Prevention of Platelet Dysfunction
Prevention of platelet dysfunction relies on screening methods involving blood work and platelet function testing in those at risk, such as patients with a strong history of venous thrombosis and pulmonary emboli, stroke, atherosclerosis, and myocardial infarction. A family history positive for platelet dysfunction is a major risk that calls for preventative measures.
Platelet dysfunction may remain dormant until the sudden appearance of venous clots or arterial plaques. Identification of those as risk is the best strategy for preventing venous, arterial, and cardiac thromboembolic disease. Those with an increased tendency toward clotting (i.e., previous thrombosis, strong family history, previous stroke, venous stasis, or atherosclerosis) may benefit from anti-platelet therapy.
Antiplatelet Therapy as Preventative Medicine
Antiplatelet therapy is used to prevent serious complications from many thrombotic and atherosclerotic conditions:
- Coronary artery disease: Especially those with stents.
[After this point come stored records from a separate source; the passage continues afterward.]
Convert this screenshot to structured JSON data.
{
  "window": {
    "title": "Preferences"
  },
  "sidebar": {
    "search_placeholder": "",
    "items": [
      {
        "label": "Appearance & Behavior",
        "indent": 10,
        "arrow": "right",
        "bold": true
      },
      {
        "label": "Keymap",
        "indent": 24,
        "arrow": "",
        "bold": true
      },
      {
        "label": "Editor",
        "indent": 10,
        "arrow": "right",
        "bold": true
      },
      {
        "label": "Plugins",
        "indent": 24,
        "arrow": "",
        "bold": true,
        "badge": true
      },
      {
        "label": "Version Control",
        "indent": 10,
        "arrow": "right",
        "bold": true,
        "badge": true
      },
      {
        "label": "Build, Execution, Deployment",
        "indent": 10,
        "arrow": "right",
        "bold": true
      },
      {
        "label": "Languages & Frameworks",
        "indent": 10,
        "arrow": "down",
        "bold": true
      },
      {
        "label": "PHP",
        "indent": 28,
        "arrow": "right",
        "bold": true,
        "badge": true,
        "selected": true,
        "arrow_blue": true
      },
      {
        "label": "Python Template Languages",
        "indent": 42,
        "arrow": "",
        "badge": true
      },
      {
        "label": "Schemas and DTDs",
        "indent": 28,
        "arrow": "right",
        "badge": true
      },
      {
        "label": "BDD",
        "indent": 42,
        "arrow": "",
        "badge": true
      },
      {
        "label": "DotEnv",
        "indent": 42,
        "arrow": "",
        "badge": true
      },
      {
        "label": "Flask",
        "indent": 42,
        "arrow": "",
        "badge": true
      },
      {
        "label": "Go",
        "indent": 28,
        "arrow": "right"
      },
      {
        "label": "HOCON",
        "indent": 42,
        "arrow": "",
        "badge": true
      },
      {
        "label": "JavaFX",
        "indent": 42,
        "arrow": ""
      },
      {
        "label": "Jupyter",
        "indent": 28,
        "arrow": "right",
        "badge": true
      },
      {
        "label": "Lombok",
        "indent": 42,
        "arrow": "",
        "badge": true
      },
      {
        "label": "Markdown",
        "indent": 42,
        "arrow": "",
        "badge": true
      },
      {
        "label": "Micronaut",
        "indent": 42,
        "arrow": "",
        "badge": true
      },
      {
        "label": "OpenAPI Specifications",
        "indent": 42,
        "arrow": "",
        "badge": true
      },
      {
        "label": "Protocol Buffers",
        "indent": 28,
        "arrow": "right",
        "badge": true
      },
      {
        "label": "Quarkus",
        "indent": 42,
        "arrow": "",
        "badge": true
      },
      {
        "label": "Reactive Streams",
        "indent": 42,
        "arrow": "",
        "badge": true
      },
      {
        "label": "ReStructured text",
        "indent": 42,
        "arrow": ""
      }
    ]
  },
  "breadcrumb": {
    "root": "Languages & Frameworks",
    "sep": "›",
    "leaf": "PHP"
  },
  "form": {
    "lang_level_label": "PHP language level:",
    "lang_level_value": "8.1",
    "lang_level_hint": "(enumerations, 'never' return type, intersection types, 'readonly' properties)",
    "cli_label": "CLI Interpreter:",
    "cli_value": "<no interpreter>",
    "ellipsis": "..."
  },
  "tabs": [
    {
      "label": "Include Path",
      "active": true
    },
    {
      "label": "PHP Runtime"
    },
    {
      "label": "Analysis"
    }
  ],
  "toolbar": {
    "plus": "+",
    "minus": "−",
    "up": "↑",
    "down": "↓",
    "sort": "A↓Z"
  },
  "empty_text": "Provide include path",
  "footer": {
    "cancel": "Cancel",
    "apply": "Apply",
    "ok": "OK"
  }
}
- Acute coronary syndromes.
- Previous or current myocardial infarction.
- Atrial fibrillation: Which can throw clots to distal sites that can cause ischemia or tissue death (infarction) in the lungs (from the right atrium), or in the kidneys, liver, spleen, intestines, or other organs (from the left atrium).
- Carotid artery thrombosis: Ischemic stroke and transient ischemic attack (TIA).
- Pre-operative or peri-operative prophylaxis against post-operative pulmonary emboli: “Mini-dose” heparin.
- Prolonged immobilization.
- Severe extremity trauma.
- Chronic deep venous thrombosis.
- Diabetics with end-organ damage.
- Disseminated intravascular coagulopathy (DIC): An over-clotting phenomenon due to infection, trauma, hemorrhage, surgery, or pregnancy that results in exhausting all of the coagulation factors, ultimately leading to fatal hemorrhage; antiplatelet therapy is given with the intention of stopping the consumption of platelets before all of the coagulation factors are gone.